The investigators were most interested in results when pro-inflammatory effects of the injection peaked 1.5 hours post-injection, among those who received the LPS immune-activating drug. Would they be able to detect a difference in anhedonia symptoms between those in the high vs. low CRP groups?
Analysis revealed significantly greater increases in anhedonia and IL-6 levels between baseline and 1.5 hours after injection in the high-CRP compared with the low-CRP group. There were no significant differences in TNF and IL-10 levels between the groups.

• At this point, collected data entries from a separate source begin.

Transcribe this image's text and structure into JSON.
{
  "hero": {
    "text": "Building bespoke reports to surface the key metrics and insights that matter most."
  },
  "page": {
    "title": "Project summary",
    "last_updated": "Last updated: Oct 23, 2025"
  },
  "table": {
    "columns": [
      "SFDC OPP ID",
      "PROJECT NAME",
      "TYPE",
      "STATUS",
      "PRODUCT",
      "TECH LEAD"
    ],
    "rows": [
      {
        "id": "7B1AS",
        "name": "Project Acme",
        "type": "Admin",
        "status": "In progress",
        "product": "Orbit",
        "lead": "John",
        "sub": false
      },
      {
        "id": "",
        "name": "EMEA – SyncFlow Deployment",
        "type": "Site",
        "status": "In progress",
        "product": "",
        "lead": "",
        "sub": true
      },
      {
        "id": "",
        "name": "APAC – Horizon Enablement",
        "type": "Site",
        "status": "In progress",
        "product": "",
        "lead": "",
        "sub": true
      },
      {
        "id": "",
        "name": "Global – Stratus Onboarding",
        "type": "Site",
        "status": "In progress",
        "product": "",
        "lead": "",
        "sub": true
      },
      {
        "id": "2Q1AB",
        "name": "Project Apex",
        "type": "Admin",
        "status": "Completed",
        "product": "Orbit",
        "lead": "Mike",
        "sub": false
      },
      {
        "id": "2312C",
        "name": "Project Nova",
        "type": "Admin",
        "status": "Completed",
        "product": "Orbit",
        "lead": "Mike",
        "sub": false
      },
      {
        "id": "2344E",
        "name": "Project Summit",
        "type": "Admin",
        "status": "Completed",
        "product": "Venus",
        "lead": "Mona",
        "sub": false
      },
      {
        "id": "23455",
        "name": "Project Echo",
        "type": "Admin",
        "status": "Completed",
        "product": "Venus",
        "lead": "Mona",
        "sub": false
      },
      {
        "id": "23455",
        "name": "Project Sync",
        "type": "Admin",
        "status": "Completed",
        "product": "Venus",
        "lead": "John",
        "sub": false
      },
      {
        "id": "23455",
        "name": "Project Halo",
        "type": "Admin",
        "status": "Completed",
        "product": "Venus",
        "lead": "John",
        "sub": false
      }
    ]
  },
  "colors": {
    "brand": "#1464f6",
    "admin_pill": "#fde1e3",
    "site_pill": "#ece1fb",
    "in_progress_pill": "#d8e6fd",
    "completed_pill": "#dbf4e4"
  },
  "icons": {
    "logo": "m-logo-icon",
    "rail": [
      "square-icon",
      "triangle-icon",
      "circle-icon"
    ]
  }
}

At 1.5 hours post-injection, anhedonia scores in the high-CRP group in fact increased twofold more from baseline levels than did scores among participants with low CRP.
The team wrote that “these results suggest that depressed individuals with high systemic inflammation are, on average, biologically primed to respond more strongly to inflammatory stimuli,” and that this was behaviorally “reflected at least in part by greater anhedonia.”
Taken a step further, the findings “could be interpreted to suggest that depressed adults who have high systemic levels of inflammation may be at increased risk for anhedonia following an inflammatory exposure related to an infection or worsening of an underlying inflammatory disorder.”
While different symptoms of depression may be sensitive in different ways or not at all to inflammatory challenges, the team said, “our results support the longstanding hypothesis that anhedonia is a symptom strongly associated with inflammation.” The IL-6 result similarly suggested to the team that it too could be “particularly relevant to inflammation-induced anhedonia.”
More broadly, the existence of a “mechanistic link” between anhedonia and inflammation supports the theory that depressed individuals with inflammation “differ biologically from their counterparts with low-level inflammation.” Such a depression subtype, if replicated in future research involving greater numbers of patients, would argue for stratification of participants in future clinical trials of medicines designed to lower inflammation, and also “highlights the potential vulnerability” of people with MDD and high CRP levels to infectious agents, the team noted.
The team also included: Yoon-Hee Cha, M.D., 2016 BBRF Young Investigator; and Sahib S. Khalsa M.D., Ph.D., 2015 BBRF Young Investigator.